The organization also keeps abreast of broadcast changes and advises its members accordingly. ‘Currently there are strong issues around the dismantling of nps in Holland, for example, which is completely crazy and a political choice,’ says Steen Müller. ‘We can try and help our Dutch colleagues to protest.’

With the departure of Steen Müller, Bertels says the board was provided with an opportunity to re-examine the organization and set new priorities for the incoming director. In addition to a desire for the group to have a higher profile internationally, Bertels says Pasanen will be in charge of investigating new methods of funding.

‘Our activities receive a lot of support from MEDIA, for which we are very grateful,’ says Bertels. ‘But recent ‘no’ votes in France and the Netherlands on the EU constitution have made us think very hard about how we are dependent on EU funding. We realize we may be vulnerable if there are changes to the media program.’

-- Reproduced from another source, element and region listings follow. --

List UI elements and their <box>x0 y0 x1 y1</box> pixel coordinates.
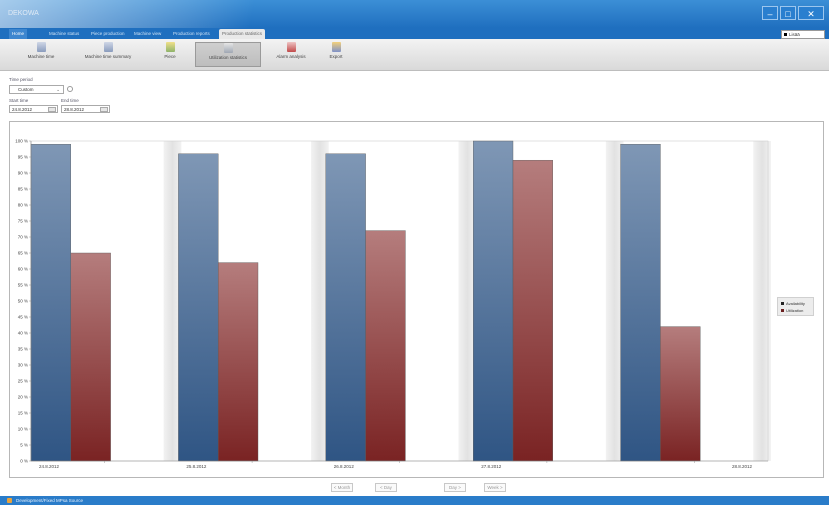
ribbon: Machine time Machine time summary Piece … <box>0 39 829 71</box>
alarm-analysis-button[interactable]: Alarm analysis <box>268 42 314 67</box>
tab-strip: Home Machine status Piece production Mac… <box>0 28 829 39</box>
legend-item-utilization: Utilization <box>781 308 803 313</box>
machine-time-button[interactable]: Machine time <box>18 42 64 67</box>
utilization-statistics-button[interactable]: Utilization statistics <box>195 42 261 67</box>
end-time-label: End time <box>61 98 79 103</box>
alarm-icon <box>286 42 296 52</box>
tab-machine-view[interactable]: Machine view <box>131 29 164 39</box>
calendar-icon[interactable] <box>100 107 108 112</box>
status-bar <box>0 496 829 505</box>
piece-button[interactable]: Piece <box>154 42 186 67</box>
language-select[interactable]: Lisää <box>781 30 825 39</box>
title-swoosh <box>0 0 420 28</box>
close-button[interactable]: ✕ <box>798 6 824 20</box>
piece-label: Piece <box>164 54 176 59</box>
chart-icon <box>165 42 175 52</box>
end-date-field[interactable]: 28.8.2012 <box>61 105 110 113</box>
language-value: Lisää <box>789 32 800 37</box>
time-period-value: Custom <box>18 87 34 92</box>
previous-month-button[interactable]: < Month <box>331 483 353 492</box>
legend-item-availability: Availability <box>781 301 805 306</box>
language-icon <box>784 33 787 37</box>
export-button[interactable]: Export <box>322 42 350 67</box>
alarm-analysis-label: Alarm analysis <box>276 54 306 59</box>
status-text: Development/Fixed MPsa Source <box>16 498 84 503</box>
legend-swatch <box>781 302 784 306</box>
export-label: Export <box>329 54 343 59</box>
statistics-icon <box>223 43 233 53</box>
document-icon <box>36 42 46 52</box>
tab-piece-production[interactable]: Piece production <box>88 29 128 39</box>
next-period-button[interactable] <box>67 86 73 92</box>
start-date-value: 24.8.2012 <box>12 107 33 112</box>
end-date-value: 28.8.2012 <box>64 107 85 112</box>
tab-production-statistics[interactable]: Production statistics <box>219 29 266 39</box>
maximize-button[interactable]: □ <box>780 6 796 20</box>
machine-time-summary-button[interactable]: Machine time summary <box>72 42 144 67</box>
title-bar: DEKOWA – □ ✕ <box>0 0 829 28</box>
time-period-label: Time period <box>9 77 33 82</box>
start-time-label: Start time <box>9 98 29 103</box>
legend-label: Utilization <box>786 308 804 313</box>
previous-day-button[interactable]: < Day <box>375 483 397 492</box>
tab-machine-status[interactable]: Machine status <box>46 29 82 39</box>
app-title: DEKOWA <box>8 10 39 17</box>
document-icon <box>103 42 113 52</box>
machine-time-summary-label: Machine time summary <box>84 54 132 59</box>
start-date-field[interactable]: 24.8.2012 <box>9 105 58 113</box>
utilization-statistics-label: Utilization statistics <box>208 55 247 60</box>
tab-production-reports[interactable]: Production reports <box>170 29 213 39</box>
next-day-button[interactable]: Day > <box>444 483 466 492</box>
time-period-select[interactable]: Custom ⌄ <box>9 85 64 94</box>
chevron-down-icon: ⌄ <box>56 87 60 92</box>
next-week-button[interactable]: Week > <box>484 483 506 492</box>
chart-panel <box>9 121 824 478</box>
tab-home[interactable]: Home <box>9 29 28 39</box>
legend-swatch <box>781 309 784 313</box>
export-icon <box>331 42 341 52</box>
status-icon <box>7 498 12 503</box>
machine-time-label: Machine time <box>27 54 55 59</box>
legend-label: Availability <box>786 301 805 306</box>
minimize-button[interactable]: – <box>762 6 778 20</box>
chart-legend: Availability Utilization <box>777 297 814 316</box>
calendar-icon[interactable] <box>48 107 56 112</box>
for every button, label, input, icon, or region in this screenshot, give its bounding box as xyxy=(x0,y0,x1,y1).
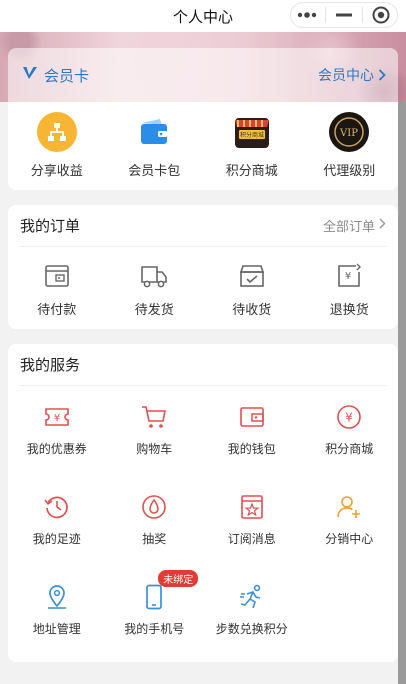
order-label: 待付款 xyxy=(37,303,77,318)
service-label: 步数兑换积分 xyxy=(215,622,288,636)
points-mall-icon: 积分商城 xyxy=(232,112,272,152)
yen-circle-icon: ¥ xyxy=(337,405,362,429)
order-returns[interactable]: ¥ 退换货 xyxy=(301,263,399,318)
points-mall-icon-text: 积分商城 xyxy=(240,131,264,139)
phone-icon xyxy=(146,584,163,610)
service-label: 订阅消息 xyxy=(227,532,276,546)
service-label: 购物车 xyxy=(136,442,173,456)
orders-title: 我的订单 xyxy=(20,217,81,235)
wallet-outline-icon xyxy=(239,407,264,427)
receive-box-icon xyxy=(239,263,265,293)
member-center-link[interactable]: 会员中心 xyxy=(318,65,386,85)
mini-program-capsule xyxy=(290,2,398,28)
chevron-right-icon xyxy=(378,66,386,85)
truck-icon xyxy=(140,263,168,293)
service-subscribe[interactable]: 订阅消息 xyxy=(203,490,301,580)
service-footprint[interactable]: 我的足迹 xyxy=(8,490,106,580)
service-label: 我的足迹 xyxy=(32,532,81,546)
svg-text:¥: ¥ xyxy=(345,271,351,282)
feature-share-income[interactable]: 分享收益 xyxy=(8,102,106,190)
member-center-label: 会员中心 xyxy=(318,68,374,84)
close-target-icon[interactable] xyxy=(366,4,396,26)
unbound-badge: 未绑定 xyxy=(158,570,199,587)
service-label: 抽奖 xyxy=(142,532,167,546)
scrollbar[interactable] xyxy=(398,102,406,684)
add-user-icon xyxy=(337,496,361,518)
service-steps-exchange[interactable]: 步数兑换积分 xyxy=(203,580,301,670)
order-label: 退换货 xyxy=(329,303,369,318)
order-pending-receipt[interactable]: 待收货 xyxy=(203,263,301,318)
cart-icon xyxy=(142,406,167,428)
chevron-right-icon xyxy=(379,218,386,233)
orders-header: 我的订单 全部订单 xyxy=(20,205,386,247)
feature-label: 会员卡包 xyxy=(128,164,181,179)
service-label: 我的手机号 xyxy=(124,622,185,636)
running-icon xyxy=(239,584,260,609)
capsule-divider xyxy=(361,7,363,23)
feature-label: 代理级别 xyxy=(323,164,376,179)
top-nav-bar: 个人中心 xyxy=(0,0,406,32)
member-card-bar[interactable]: 会员卡 会员中心 xyxy=(8,48,398,102)
vip-badge-icon: VIP xyxy=(329,112,370,152)
service-label: 地址管理 xyxy=(32,622,81,636)
history-icon xyxy=(44,496,68,519)
lottery-drop-icon xyxy=(142,495,167,519)
feature-points-mall[interactable]: 积分商城 积分商城 xyxy=(203,102,301,190)
feature-row: 分享收益 会员卡包 积分商城 积分商城 VIP 代理级别 xyxy=(8,102,398,190)
service-label: 积分商城 xyxy=(325,442,374,456)
service-label: 我的优惠券 xyxy=(26,442,87,456)
service-coupons[interactable]: ¥ 我的优惠券 xyxy=(8,400,106,490)
location-pin-icon xyxy=(47,585,66,609)
pending-payment-icon xyxy=(44,263,70,293)
order-pending-payment[interactable]: 待付款 xyxy=(8,263,106,318)
coupon-icon: ¥ xyxy=(44,408,69,426)
vip-v-icon xyxy=(22,65,38,85)
all-orders-link[interactable]: 全部订单 xyxy=(323,216,386,235)
service-distribution[interactable]: 分销中心 xyxy=(301,490,399,580)
service-phone[interactable]: 未绑定 我的手机号 xyxy=(106,570,204,670)
service-cart[interactable]: 购物车 xyxy=(106,400,204,490)
subscribe-star-icon xyxy=(240,495,263,519)
service-label: 分销中心 xyxy=(325,532,374,546)
order-label: 待收货 xyxy=(232,303,272,318)
page-title: 个人中心 xyxy=(172,7,233,26)
capsule-divider xyxy=(325,7,327,23)
feature-label: 积分商城 xyxy=(225,164,278,179)
minimize-icon[interactable] xyxy=(329,4,359,26)
services-header: 我的服务 xyxy=(20,344,386,386)
more-icon[interactable] xyxy=(292,4,322,26)
member-card-label: 会员卡 xyxy=(44,66,90,85)
service-lottery[interactable]: 抽奖 xyxy=(106,490,204,580)
feature-agent-level[interactable]: VIP 代理级别 xyxy=(301,102,399,190)
service-label: 我的钱包 xyxy=(227,442,276,456)
svg-text:¥: ¥ xyxy=(54,413,60,424)
order-pending-shipment[interactable]: 待发货 xyxy=(106,263,204,318)
share-income-icon xyxy=(36,112,77,152)
service-points-mall[interactable]: ¥ 积分商城 xyxy=(301,400,399,490)
all-orders-label: 全部订单 xyxy=(322,220,375,235)
my-orders-card: 我的订单 全部订单 待付款 待发货 待收货 ¥ 退换货 xyxy=(8,205,398,329)
refund-icon: ¥ xyxy=(336,263,362,293)
service-address[interactable]: 地址管理 xyxy=(8,580,106,670)
order-label: 待发货 xyxy=(134,303,174,318)
wallet-icon xyxy=(134,112,174,152)
svg-text:¥: ¥ xyxy=(345,411,353,425)
my-services-card: 我的服务 ¥ 我的优惠券 购物车 我的钱包 ¥ 积分商城 我的足迹 抽奖 订阅消… xyxy=(8,344,398,662)
services-title: 我的服务 xyxy=(20,356,81,374)
service-wallet[interactable]: 我的钱包 xyxy=(203,400,301,490)
vip-badge-text: VIP xyxy=(339,128,358,139)
feature-member-card-pack[interactable]: 会员卡包 xyxy=(106,102,204,190)
feature-label: 分享收益 xyxy=(30,164,83,179)
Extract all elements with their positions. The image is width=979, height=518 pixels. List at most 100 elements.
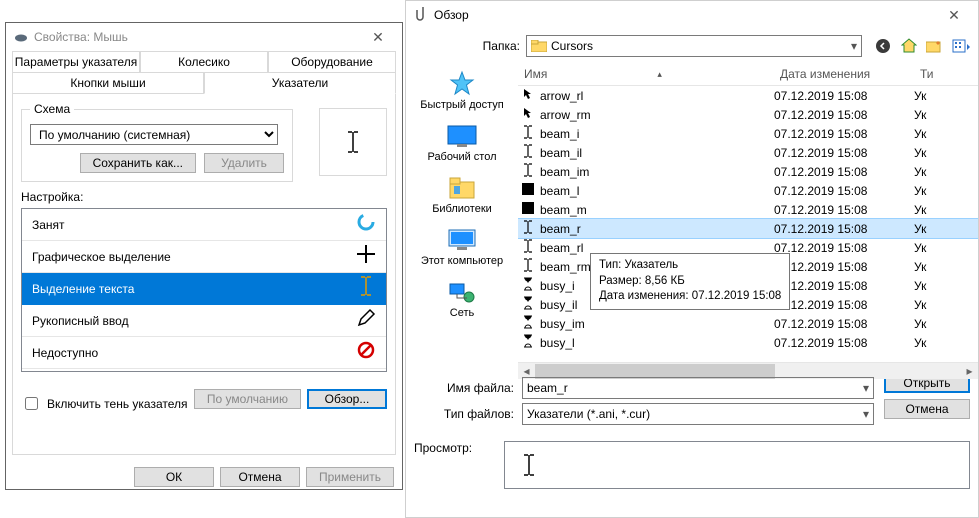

Pasanen has no plans for any dramatic changes, preferring to focus initially on continuing the work already underway. ‘The EDN has found its niche,’ she says. ‘The work that it does is very important and its goals are clear. My goal is to make the organization stronger.’ She wants to see the EDN continue to build its profile outside of Europe, specifically citing a workshop held in Calcutta last year. ‘There are so many proposals out there and so many filmmakers who want to get their films made and broadcast. The edn is essential is terms of working with these filmmakers and supporting them.’

Pasanen begins her position in November, and Steen Müller will leave the organization by the end of the year. The primary reason behind his departure is his desire to spend less time on the road. In addition to teaching at the ZeLIG film school in Bolzano, Italy, he plans to freelance as a consultant and continue working with a number of international festivals.